上のスクリプトは「余りを求める」の時と全く同じ内容ですが、全て変数を用いて計算を行っています。


このように、マニュアルで「数字」や「文字」と示されている所は、ほとんど変数を指定することができます。

例えば、「lsp」命令(マニュアル 表示・演奏系 E) でスプライトを表示する際は、スプライト番号や画像ファイル指定、表示位置の指定など全てを変数で指定することが可能です。



	mov %0,8
	mov %1,100
	mov %2,50
	mov $0,":l;supuraito.bmp"


	lsp %0,$0,%1,%2

	print 10


わざわざこんな書き方をしなくてもよいと思うかもしれませんが、このように変数を用いるのには利点があります。

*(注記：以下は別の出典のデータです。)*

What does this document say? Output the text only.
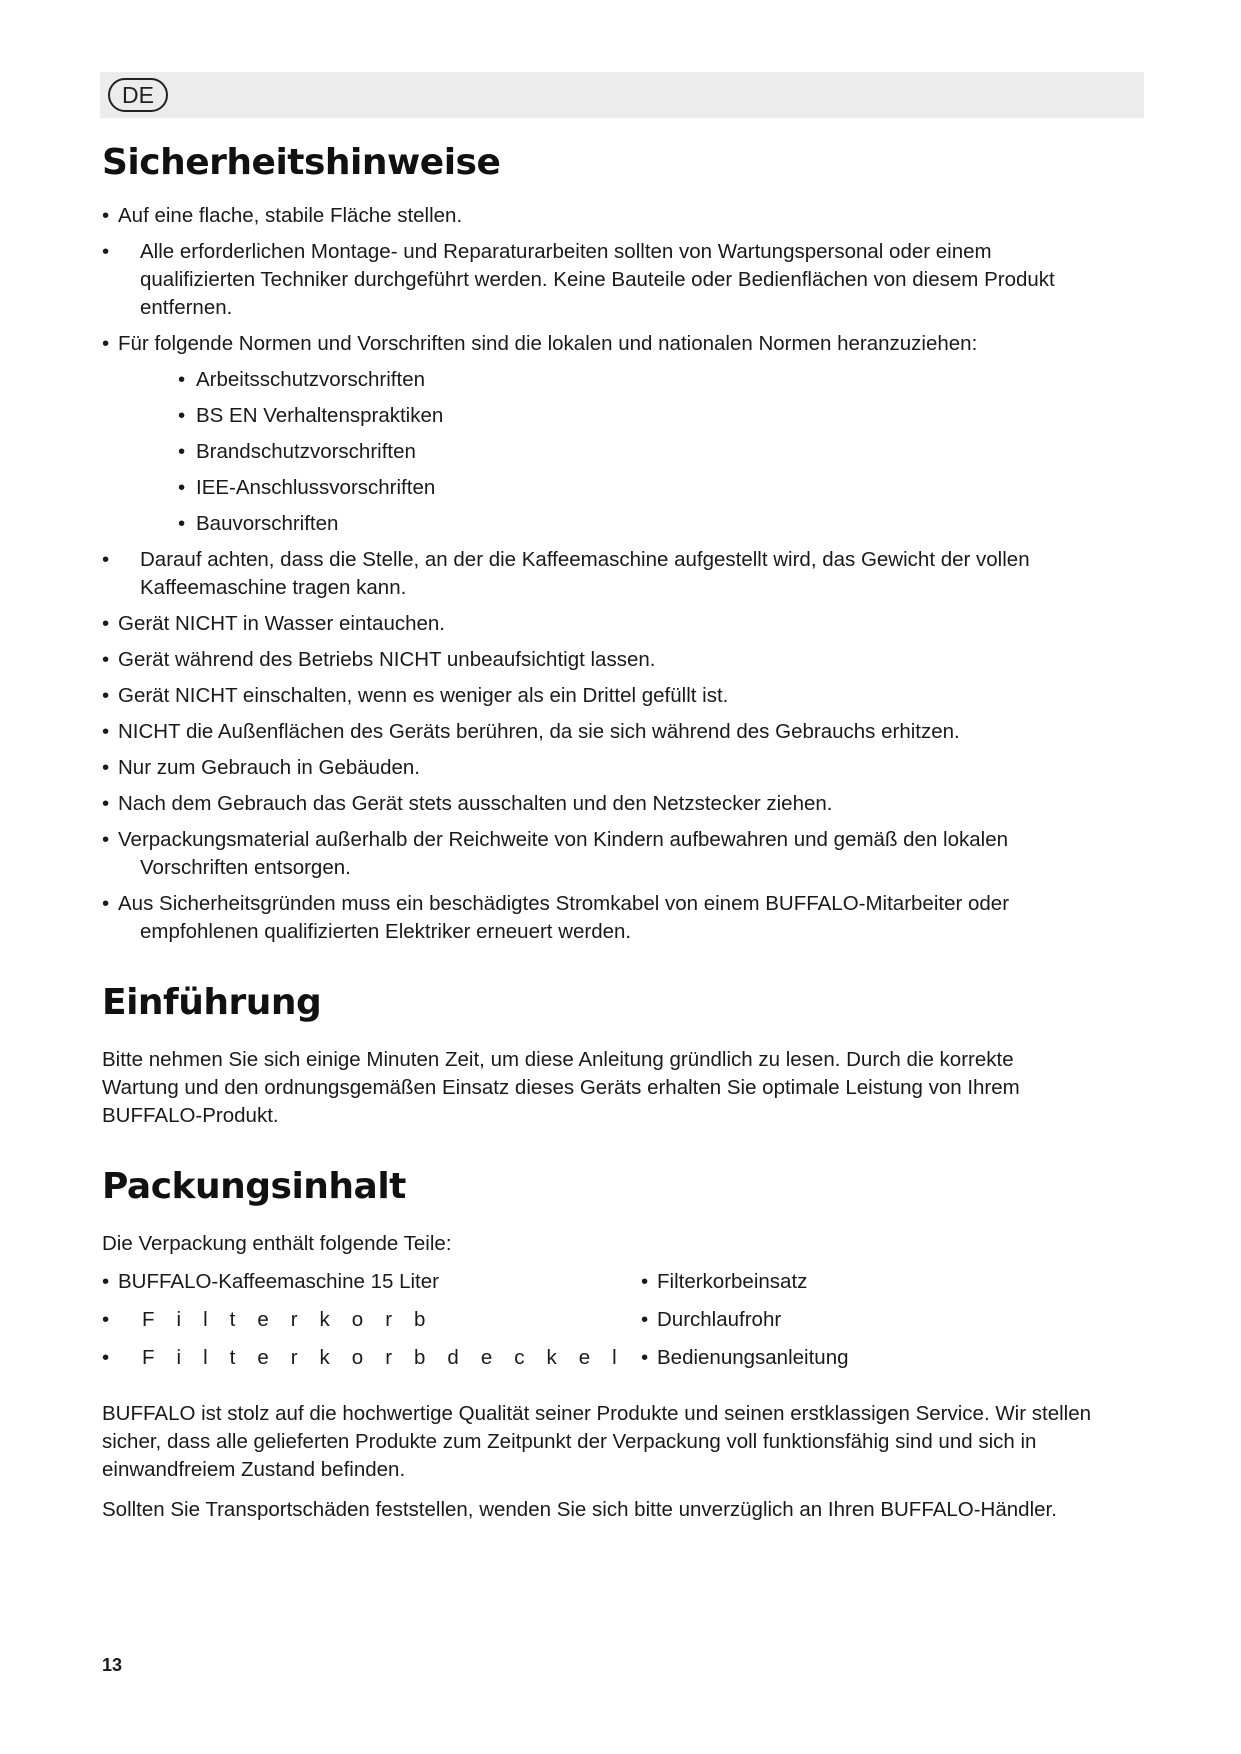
DE
Sicherheitshinweise
• Auf eine flache, stabile Fläche stellen.
• Alle erforderlichen Montage- und Reparaturarbeiten sollten von Wartungspersonal oder einem
qualifizierten Techniker durchgeführt werden. Keine Bauteile oder Bedienflächen von diesem Produkt
entfernen.
• Für folgende Normen und Vorschriften sind die lokalen und nationalen Normen heranzuziehen:
• Arbeitsschutzvorschriften
• BS EN Verhaltenspraktiken
• Brandschutzvorschriften
• IEE-Anschlussvorschriften
• Bauvorschriften
• Darauf achten, dass die Stelle, an der die Kaffeemaschine aufgestellt wird, das Gewicht der vollen
Kaffeemaschine tragen kann.
• Gerät NICHT in Wasser eintauchen.
• Gerät während des Betriebs NICHT unbeaufsichtigt lassen.
• Gerät NICHT einschalten, wenn es weniger als ein Drittel gefüllt ist.
• NICHT die Außenflächen des Geräts berühren, da sie sich während des Gebrauchs erhitzen.
• Nur zum Gebrauch in Gebäuden.
• Nach dem Gebrauch das Gerät stets ausschalten und den Netzstecker ziehen.
• Verpackungsmaterial außerhalb der Reichweite von Kindern aufbewahren und gemäß den lokalen
Vorschriften entsorgen.
• Aus Sicherheitsgründen muss ein beschädigtes Stromkabel von einem BUFFALO-Mitarbeiter oder
empfohlenen qualifizierten Elektriker erneuert werden.
Einführung
Bitte nehmen Sie sich einige Minuten Zeit, um diese Anleitung gründlich zu lesen. Durch die korrekte
Wartung und den ordnungsgemäßen Einsatz dieses Geräts erhalten Sie optimale Leistung von Ihrem
BUFFALO-Produkt.
Packungsinhalt
Die Verpackung enthält folgende Teile:
• BUFFALO-Kaffeemaschine 15 Liter
• Filterkorb
• Filterkorbdeckel
• Filterkorbeinsatz
• Durchlaufrohr
• Bedienungsanleitung
BUFFALO ist stolz auf die hochwertige Qualität seiner Produkte und seinen erstklassigen Service. Wir stellen
sicher, dass alle gelieferten Produkte zum Zeitpunkt der Verpackung voll funktionsfähig sind und sich in
einwandfreiem Zustand befinden.
Sollten Sie Transportschäden feststellen, wenden Sie sich bitte unverzüglich an Ihren BUFFALO-Händler.
13
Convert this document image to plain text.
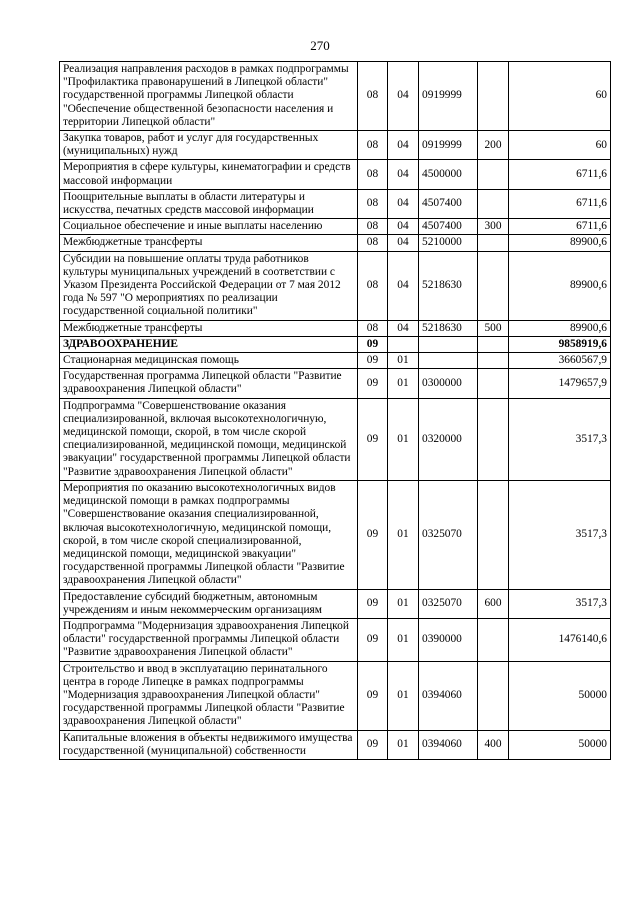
270
Реализация направления расходов в рамках подпрограммы "Профилактика правонарушений в Липецкой области" государственной программы Липецкой области "Обеспечение общественной безопасности населения и территории Липецкой области"	08	04	0919999		60
Закупка товаров, работ и услуг для государственных (муниципальных) нужд	08	04	0919999	200	60
Мероприятия в сфере культуры, кинематографии и средств массовой информации	08	04	4500000		6711,6
Поощрительные выплаты в области литературы и искусства, печатных средств массовой информации	08	04	4507400		6711,6
Социальное обеспечение и иные выплаты населению	08	04	4507400	300	6711,6
Межбюджетные трансферты	08	04	5210000		89900,6
Субсидии на повышение оплаты труда работников культуры муниципальных учреждений в соответствии с Указом Президента Российской Федерации от 7 мая 2012 года № 597 "О мероприятиях по реализации государственной социальной политики"	08	04	5218630		89900,6
Межбюджетные трансферты	08	04	5218630	500	89900,6
ЗДРАВООХРАНЕНИЕ	09				9858919,6
Стационарная медицинская помощь	09	01			3660567,9
Государственная программа Липецкой области "Развитие здравоохранения Липецкой области"	09	01	0300000		1479657,9
Подпрограмма "Совершенствование оказания специализированной, включая высокотехнологичную, медицинской помощи, скорой, в том числе скорой специализированной, медицинской помощи, медицинской эвакуации" государственной программы Липецкой области "Развитие здравоохранения Липецкой области"	09	01	0320000		3517,3
Мероприятия по оказанию высокотехнологичных видов медицинской помощи в рамках подпрограммы "Совершенствование оказания специализированной, включая высокотехнологичную, медицинской помощи, скорой, в том числе скорой специализированной, медицинской помощи, медицинской эвакуации" государственной программы Липецкой области "Развитие здравоохранения Липецкой области"	09	01	0325070		3517,3
Предоставление субсидий бюджетным, автономным учреждениям и иным некоммерческим организациям	09	01	0325070	600	3517,3
Подпрограмма "Модернизация здравоохранения Липецкой области" государственной программы Липецкой области "Развитие здравоохранения Липецкой области"	09	01	0390000		1476140,6
Строительство и ввод в эксплуатацию перинатального центра в городе Липецке в рамках подпрограммы "Модернизация здравоохранения Липецкой области" государственной программы Липецкой области "Развитие здравоохранения Липецкой области"	09	01	0394060		50000
Капитальные вложения в объекты недвижимого имущества государственной (муниципальной) собственности	09	01	0394060	400	50000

上の例で言うと、「スプライトを表示する位置を変えたいな」と思った時、スクリプトの中に同じような命令がたくさん書かれていた場合、全ての命令を書きかえるのは非常に面倒な作業です。

どこか(*start直後など)で「mov」を使って「このスプライトの表示位置」というのを書いておけば、変更を行いたい時にそこを書きかえるだけで済みます。
(だからと言って全てを変数で書く必要はありません。適度にやりましょう)


その他にも、複雑な命令の使い方をするならば数字や文字に変数を使うということは欠かせません。

変数も指定できるということを覚えておいてください。
■総括■
この解説だけでは、まだまだ変数を使いこなしているとは言えません。
他にも、変数の中身によって様々に分岐させるための「if」命令(マニュアル 実行制御系 FE)などがあります。

次回説明、と思っていたのですがまだ分岐させるための解説(ラベル等)をやっていないことに気がつきました。

次回は選択肢など分岐の方法を解説したいと思います。